With ransom payments, and a value on the “dark web” of $50 for an individual medical record, money has been the main motive so far. Records can contain enough personal information for anyone to open bank accounts and obtain a passport. But more sinister motives are also emerging, including disruption, political action, and malicious harm to patients. Martin and colleagues warn of hackers taking control of insulin pumps and other wearable and mobile devices. And when patients’ data are compromised, public trust is undermined, making people more reluctant to share their data with clinicians and researchers.
Clearly, there’s a high cost attached to doing nothing. So how can we become more cyber-resilient? The remedies lie in seeing cybersecurity as central to patient safety and public trust, the authors say. Organisations need to be made accountable, but for this we need common security standards and quality metrics, and clear lines of responsibility and ownership. The US Congress has set up a task force to look into cybersecurity in the healthcare sector.
For the UK, the authors look to NHS Digital, an arm’s length body of the Department of Health for England, to take the lead and develop a national prevention strategy.
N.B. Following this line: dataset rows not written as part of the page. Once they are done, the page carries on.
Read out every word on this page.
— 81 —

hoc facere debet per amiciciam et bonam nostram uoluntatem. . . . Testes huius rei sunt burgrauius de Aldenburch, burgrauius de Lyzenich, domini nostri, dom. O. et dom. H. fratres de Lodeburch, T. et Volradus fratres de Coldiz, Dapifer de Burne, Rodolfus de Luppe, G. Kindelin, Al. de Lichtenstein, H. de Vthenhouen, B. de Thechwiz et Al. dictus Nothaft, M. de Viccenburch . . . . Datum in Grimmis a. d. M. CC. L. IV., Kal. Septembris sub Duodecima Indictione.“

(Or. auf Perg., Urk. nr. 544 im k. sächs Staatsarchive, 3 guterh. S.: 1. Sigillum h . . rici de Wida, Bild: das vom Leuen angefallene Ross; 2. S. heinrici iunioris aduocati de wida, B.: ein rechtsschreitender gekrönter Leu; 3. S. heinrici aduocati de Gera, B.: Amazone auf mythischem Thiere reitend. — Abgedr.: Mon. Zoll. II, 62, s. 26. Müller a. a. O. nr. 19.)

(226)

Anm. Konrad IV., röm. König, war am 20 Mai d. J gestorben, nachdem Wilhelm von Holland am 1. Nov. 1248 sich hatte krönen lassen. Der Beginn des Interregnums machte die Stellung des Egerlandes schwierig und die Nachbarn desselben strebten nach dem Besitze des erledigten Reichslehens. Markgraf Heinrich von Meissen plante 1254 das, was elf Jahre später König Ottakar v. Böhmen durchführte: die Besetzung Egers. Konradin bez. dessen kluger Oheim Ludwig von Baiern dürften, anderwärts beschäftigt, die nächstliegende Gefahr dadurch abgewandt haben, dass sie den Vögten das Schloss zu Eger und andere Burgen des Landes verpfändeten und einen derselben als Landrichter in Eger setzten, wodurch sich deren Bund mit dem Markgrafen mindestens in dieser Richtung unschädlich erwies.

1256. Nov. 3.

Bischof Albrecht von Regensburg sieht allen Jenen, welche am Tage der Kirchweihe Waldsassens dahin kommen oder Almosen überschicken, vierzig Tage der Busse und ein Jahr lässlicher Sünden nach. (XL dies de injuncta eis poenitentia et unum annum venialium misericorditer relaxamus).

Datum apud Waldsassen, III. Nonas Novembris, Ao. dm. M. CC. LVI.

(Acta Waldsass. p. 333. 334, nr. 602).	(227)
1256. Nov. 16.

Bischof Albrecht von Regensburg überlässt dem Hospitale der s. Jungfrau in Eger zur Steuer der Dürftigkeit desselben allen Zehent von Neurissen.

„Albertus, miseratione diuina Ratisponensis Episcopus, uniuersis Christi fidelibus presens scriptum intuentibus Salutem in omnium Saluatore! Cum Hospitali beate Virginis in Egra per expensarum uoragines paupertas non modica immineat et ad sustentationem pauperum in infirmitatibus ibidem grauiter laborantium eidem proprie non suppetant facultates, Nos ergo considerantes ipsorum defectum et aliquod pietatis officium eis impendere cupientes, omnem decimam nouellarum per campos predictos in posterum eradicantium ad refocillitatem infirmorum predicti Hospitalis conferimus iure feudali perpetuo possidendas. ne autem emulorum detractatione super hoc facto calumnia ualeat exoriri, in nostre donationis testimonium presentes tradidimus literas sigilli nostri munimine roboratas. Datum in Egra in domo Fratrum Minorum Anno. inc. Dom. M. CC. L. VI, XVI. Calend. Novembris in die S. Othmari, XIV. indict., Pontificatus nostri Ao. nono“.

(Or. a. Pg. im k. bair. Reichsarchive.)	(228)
But there is also room, and an urgent need, for clinicians to take on digital leadership roles, says the NHS’s medical director, Bruce Keogh, writing with colleagues (doi:10.1136/bmj.j3295). People with the right combination of clinical, digital, and leadership skills are in short supply. To grow more of these rare and valuable people, otherwise known as chief clinical information officers (CCIOs), we need fully accredited dual career paths, and they need professional recognition and positions of authority. The new NHS Digital Academy and Faculty of Clinical Informatics should help.